Инфоповодом для передачи «Аборт – в надлежащую волну» явилось постановление о селективных абортах в одной из прошлых союзных республик, ныне – независимого мусульманского государства, где мальчики считаются большей ценностью, чем девочки. Потому в этом самом государстве было принято решение разрешать аборт, если плод женского пола. За обмусоливание разнообразных морально-этических, нравственных и физиологических аспектов данной темы радостно схватились наши телевизионщики, которым бы погорячей и позабористей. А там – хоть трава не расти. Формат передачи «Членом по столу» предполагал героев, противников и сторонников. В данном случае не селективного аборта в стране, ныне не имеющей никакого отношения к России, кроме ещё не окончательно вымерших русскоговорящих среди коренного населения, а прерывания беременности как такового. Татьяна Георгиевна отчего-то была приглашена в главные герои передачи, хотя ни одного аборта не сделала. Хм, двоякое утверждение: не сделала ни одного аборта. Абортов она, разумеется, выполнила множество. И в раннем сроке, и по медицинским показаниям. Но она не сделала ни одного аборта. Или всё-таки сделала? “This dark assertion will be illuminated later on”, как сказал бы старичок О.Генри. Или бы продекламировал рыжий знаток литературы Родин Сергей Станиславович.
Не такая неуютная, но тоже весьма сараюшного вида студия (нет, как они выглядят так красиво на экранах, представляя собой в жизни полнейшее убожество?!), была зонирована следующим образом: слева от подиума, по которому живенько рысачил коротышка-ведущий, была тумба, за ней стояли «противники», справа – тумба со «сторонниками». Перед самим подиумом располагались два кресла для главных гостей.

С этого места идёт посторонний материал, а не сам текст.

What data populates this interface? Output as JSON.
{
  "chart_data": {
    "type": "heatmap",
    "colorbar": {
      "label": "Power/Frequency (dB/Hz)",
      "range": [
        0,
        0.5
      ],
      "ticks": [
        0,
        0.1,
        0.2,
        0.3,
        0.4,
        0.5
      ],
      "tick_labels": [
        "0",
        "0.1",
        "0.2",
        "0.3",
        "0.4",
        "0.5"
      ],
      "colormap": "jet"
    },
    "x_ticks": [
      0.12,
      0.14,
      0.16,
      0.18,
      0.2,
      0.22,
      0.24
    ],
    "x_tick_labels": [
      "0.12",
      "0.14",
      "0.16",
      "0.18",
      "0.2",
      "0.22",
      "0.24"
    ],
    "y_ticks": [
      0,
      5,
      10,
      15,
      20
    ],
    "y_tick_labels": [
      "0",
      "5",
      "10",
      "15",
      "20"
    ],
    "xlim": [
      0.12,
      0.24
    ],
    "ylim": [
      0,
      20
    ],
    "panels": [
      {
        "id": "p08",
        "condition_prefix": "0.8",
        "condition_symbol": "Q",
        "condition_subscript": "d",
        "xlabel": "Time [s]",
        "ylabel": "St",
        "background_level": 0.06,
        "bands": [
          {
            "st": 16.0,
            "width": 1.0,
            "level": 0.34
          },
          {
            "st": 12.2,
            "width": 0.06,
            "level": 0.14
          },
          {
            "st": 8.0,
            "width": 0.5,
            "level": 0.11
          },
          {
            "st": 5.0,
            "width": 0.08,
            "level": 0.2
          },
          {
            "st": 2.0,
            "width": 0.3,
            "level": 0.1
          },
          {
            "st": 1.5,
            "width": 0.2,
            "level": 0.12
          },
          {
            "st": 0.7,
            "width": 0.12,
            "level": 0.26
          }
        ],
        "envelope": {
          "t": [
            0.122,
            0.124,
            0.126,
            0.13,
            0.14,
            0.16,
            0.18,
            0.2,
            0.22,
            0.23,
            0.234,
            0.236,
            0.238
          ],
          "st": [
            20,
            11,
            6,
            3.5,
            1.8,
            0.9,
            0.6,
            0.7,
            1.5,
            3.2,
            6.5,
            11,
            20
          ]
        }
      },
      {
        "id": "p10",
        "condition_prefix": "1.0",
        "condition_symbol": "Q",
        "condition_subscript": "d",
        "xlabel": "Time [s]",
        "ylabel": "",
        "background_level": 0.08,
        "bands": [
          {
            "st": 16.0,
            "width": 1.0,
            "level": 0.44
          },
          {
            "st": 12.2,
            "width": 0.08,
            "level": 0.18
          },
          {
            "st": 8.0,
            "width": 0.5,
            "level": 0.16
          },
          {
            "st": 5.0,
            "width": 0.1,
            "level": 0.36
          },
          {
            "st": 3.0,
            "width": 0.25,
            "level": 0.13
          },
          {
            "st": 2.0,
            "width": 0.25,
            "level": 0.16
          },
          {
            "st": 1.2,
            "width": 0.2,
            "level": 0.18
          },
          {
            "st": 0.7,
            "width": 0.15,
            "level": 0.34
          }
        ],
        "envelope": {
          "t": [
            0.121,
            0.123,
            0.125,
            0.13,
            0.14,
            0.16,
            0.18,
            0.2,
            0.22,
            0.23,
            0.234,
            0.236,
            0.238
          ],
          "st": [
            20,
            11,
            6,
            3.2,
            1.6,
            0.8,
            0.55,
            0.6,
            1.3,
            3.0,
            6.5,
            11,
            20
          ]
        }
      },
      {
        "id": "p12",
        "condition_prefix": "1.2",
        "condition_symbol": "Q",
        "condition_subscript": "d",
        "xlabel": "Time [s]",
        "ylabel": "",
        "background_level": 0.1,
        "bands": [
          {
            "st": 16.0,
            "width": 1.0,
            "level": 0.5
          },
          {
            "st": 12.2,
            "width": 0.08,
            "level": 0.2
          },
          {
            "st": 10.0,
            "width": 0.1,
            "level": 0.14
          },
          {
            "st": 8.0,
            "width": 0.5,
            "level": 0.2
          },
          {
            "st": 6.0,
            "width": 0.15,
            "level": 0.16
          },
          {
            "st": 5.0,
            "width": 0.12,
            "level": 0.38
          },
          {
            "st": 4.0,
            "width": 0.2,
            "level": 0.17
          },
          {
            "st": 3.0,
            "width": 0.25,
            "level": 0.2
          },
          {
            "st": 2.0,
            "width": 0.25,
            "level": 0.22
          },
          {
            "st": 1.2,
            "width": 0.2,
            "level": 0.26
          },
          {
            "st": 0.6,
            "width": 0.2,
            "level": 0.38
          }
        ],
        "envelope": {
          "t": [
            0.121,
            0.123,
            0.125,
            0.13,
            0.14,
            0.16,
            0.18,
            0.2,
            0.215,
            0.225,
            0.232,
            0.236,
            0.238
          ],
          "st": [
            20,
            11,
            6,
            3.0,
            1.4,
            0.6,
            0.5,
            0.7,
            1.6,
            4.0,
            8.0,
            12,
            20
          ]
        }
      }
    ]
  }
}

Позади амфитеатром громоздились скамьи со зрителями, аплодирующими и смеющимися по сигналу, и Татьяна Георгиевна представить себе не могла, что это за люди, где их находят и на каком аркане сюда тянут. А она что тут делает?
– А вы что тут делаете? – улыбнувшись, шёпотом вопросила она сидящую с нею рядом в «главногеройском» кресле молодую девицу.
– Я актриса! – высокомерно ответила та.
Не родилась ещё та актриса, которая акушера-гинеколога холодом и высокомерием обдаст. Ну, или уже умерла. Фаина Раневская, например, очень бы даже могла. Но вряд ли бы захотела. Девица явно хотела облить Мальцеву холодом и презрением. Не понятно, почему. В любом случае, Татьяна Георгиевна не придала этому никакого значения.
– В смысле, актриса? – удивилась она. – Вы сделали много абортов и будете настаивать на том, что женщина – хозяйка своему телу, или вы не сделали ни одного аборта, у вас уже семеро детей, несмотря на молодость, и вы станете нести в мир, что бесконечные беременности – это прекрасно?
– Да нет! – внезапно хихикнув и куда теплее сказала молодая девица. – Я актриса. Просто актриса. В сериалах снимаюсь. Вы меня разве не узнаёте? Я актриса первого медийного ряда.
Это было ещё до того, как грамотный в вопросах не только медицинской терминологии Родин разъяснил Татьяне Георгиевне, что это за медийные ряды такие: «Первый медийный ряд: даже если не знаешь фамилию, морда знакомая. Второй: морда малознакомая, но если сказать, где и кого играл-играла – вспомнишь…» – и потому Мальцева этому «первому медийному ряду» никакого значения не придала.
– А вы кто? – поинтересовалась девица.
– Я врач. Акушер-гинеколог.
– Настоящий? – встрепенулась «просто актриса».
– Да. Настоящий акушер-гинеколог. Вон, за правой тумбой ещё настоящий врач акушер-гинеколог стоит. Доктор наук. Профессор. Приличный, что называется, настоящий профессор. Странно, что она стоит в «сторонниках». Насколько я её знаю и сколько я с ней пересекалась, она является ярой противницей абортов. Как и любой настоящий акушер-гинеколог.
– Не делает, что ли?
– Почему не делает? Делает.
– Зачем же она их делает, если она их противница?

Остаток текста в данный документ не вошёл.